Laura Smith, M.A., is an expressive arts therapist and educator deeply committed to nurturing individual and collective growth and healing through creativity. She has been designing and facilitating creative processes with schools, communities, and individuals for over a decade throughout the US, Central and South America, Kenya and China. Her work uses a myriad of expressive resources, including community murals, peace-making circles and therapeutic drumming, to promote healing, dialogue and transformation. She currently works as a mural artist and art therapist at Raw Art Works in Lynn, Massachusetts where she holds space for young leaders to support social change through their own healing process. Laura is part of a global street art movement called Girls to the Front which allows women and girls to create new narratives about themselves in public space using public art as a vehicle. Current murals and arts initiatives exist in China, El Salvador, Nicaragua, Guatemala, Kenya, Colombia, Brazil, as well as Somerville, Cambridge, Lynn and Chelsea Massachusetts.
Carla Velázquez is a social worker with a master’s degree in Fine Arts Education, specializing in Theater. She is currently completing her doctorate in Administration, Social Work from the Graduate Department of Social Work at the University of Puerto Rico, Río Piedras campus. Her focus is on public policy analysis and development, educational leadership, and intervention through the Arts.

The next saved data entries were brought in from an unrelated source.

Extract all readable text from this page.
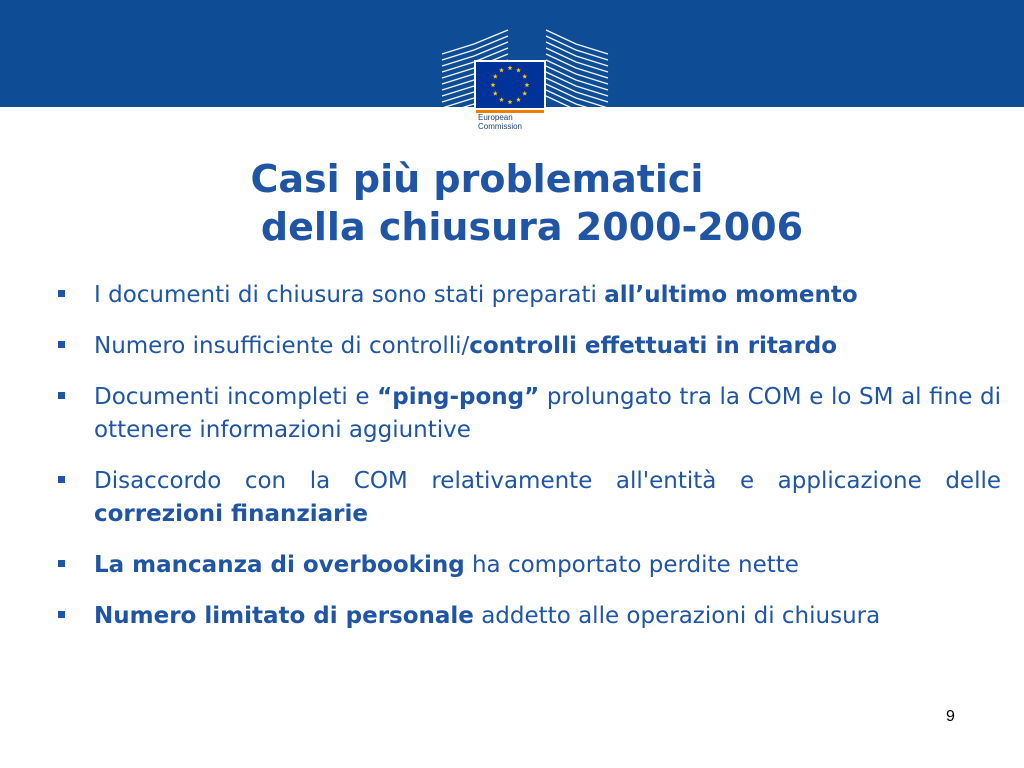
European
Commission
Casi più problematici
della chiusura 2000-2006
I documenti di chiusura sono stati preparati all’ultimo momento
Numero insufficiente di controlli/controlli effettuati in ritardo
Documenti incompleti e “ping-pong” prolungato tra la COM e lo SM al fine di ottenere informazioni aggiuntive
Disaccordo con la COM relativamente all'entità e applicazione delle correzioni finanziarie
La mancanza di overbooking ha comportato perdite nette
Numero limitato di personale addetto alle operazioni di chiusura
9
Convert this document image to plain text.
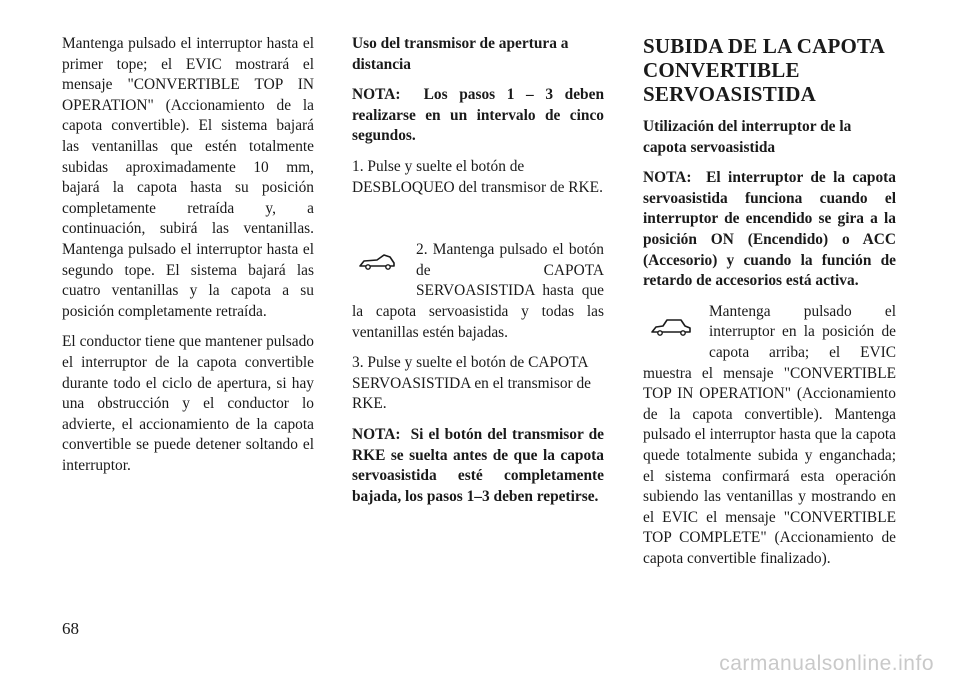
Mantenga pulsado el interruptor hasta el primer tope; el EVIC mostrará el mensaje "CONVERTIBLE TOP IN OPERATION" (Accionamiento de la capota convertible). El sistema bajará las ventanillas que estén totalmente subidas aproximadamente 10 mm, bajará la capota hasta su posición completamente retraída y, a continuación, subirá las ventanillas. Mantenga pulsado el interruptor hasta el segundo tope. El sistema bajará las cuatro ventanillas y la capota a su posición completamente retraída.

El conductor tiene que mantener pulsado el interruptor de la capota convertible durante todo el ciclo de apertura, si hay una obstrucción y el conductor lo advierte, el accionamiento de la capota convertible se puede detener soltando el interruptor.

Uso del transmisor de apertura a distancia

NOTA: Los pasos 1 – 3 deben realizarse en un intervalo de cinco segundos.

1. Pulse y suelte el botón de DESBLOQUEO del transmisor de RKE.

2. Mantenga pulsado el botón de CAPOTA SERVOASISTIDA hasta que la capota servoasistida y todas las ventanillas estén bajadas.

3. Pulse y suelte el botón de CAPOTA SERVOASISTIDA en el transmisor de RKE.

NOTA: Si el botón del transmisor de RKE se suelta antes de que la capota servoasistida esté completamente bajada, los pasos 1–3 deben repetirse.

SUBIDA DE LA CAPOTA CONVERTIBLE SERVOASISTIDA

Utilización del interruptor de la capota servoasistida

NOTA: El interruptor de la capota servoasistida funciona cuando el interruptor de encendido se gira a la posición ON (Encendido) o ACC (Accesorio) y cuando la función de retardo de accesorios está activa.

Mantenga pulsado el interruptor en la posición de capota arriba; el EVIC muestra el mensaje "CONVERTIBLE TOP IN OPERATION" (Accionamiento de la capota convertible). Mantenga pulsado el interruptor hasta que la capota quede totalmente subida y enganchada; el sistema confirmará esta operación subiendo las ventanillas y mostrando en el EVIC el mensaje "CONVERTIBLE TOP COMPLETE" (Accionamiento de capota convertible finalizado).

68
carmanualsonline.info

She has a profound interest in catalyzing educational transformation through the utilization of the Arts, as it has been shown to successfully reduce the incidence of violence and the severity of compassion fatigue in professionals that assist in these scenarios. Velázquez currently works as the Program Coordinator for the Trauma-informed Art Therapy program at the Psychotraumatology Institute of Puerto Rico and is an Adjunct Professor in the Expressive Arts Therapy Graduate Program at Lesley University in Cambridge, Massachusetts. She has over 15 years’ experience in working with the Department of Education and the Department of Tourism of Puerto Rico, developing innovative programs in education and intervention for high-risk communities including strategic planning. She further has experience working with federal grant programs within the United States and similar program developments with international collaborators.
Marianela Soto Hurtado is a child psychologist in Chile. She completed all her studies in the United States, with a Master’s in Human Development from Harvard University, and post-Master’s degrees in Child Counseling, and in Expressive Therapies from Lesley University. For many years, she worked in Boston, at Boston Children’s Hospital and at the South End Health Center, a clinic dedicated to working with ethnic minorities. She specialized in psychotherapy with abused children at Giarretto Child Sexual Abuse Treatment Program in California, and created a training program in assessment and treatment of child abuse. She taught these courses to the 180 centers that assess, treat and protect vulnerable children in Chile. She focuses on the use of play, art and storytelling so that children can more fully express and heal from their traumatic experiences.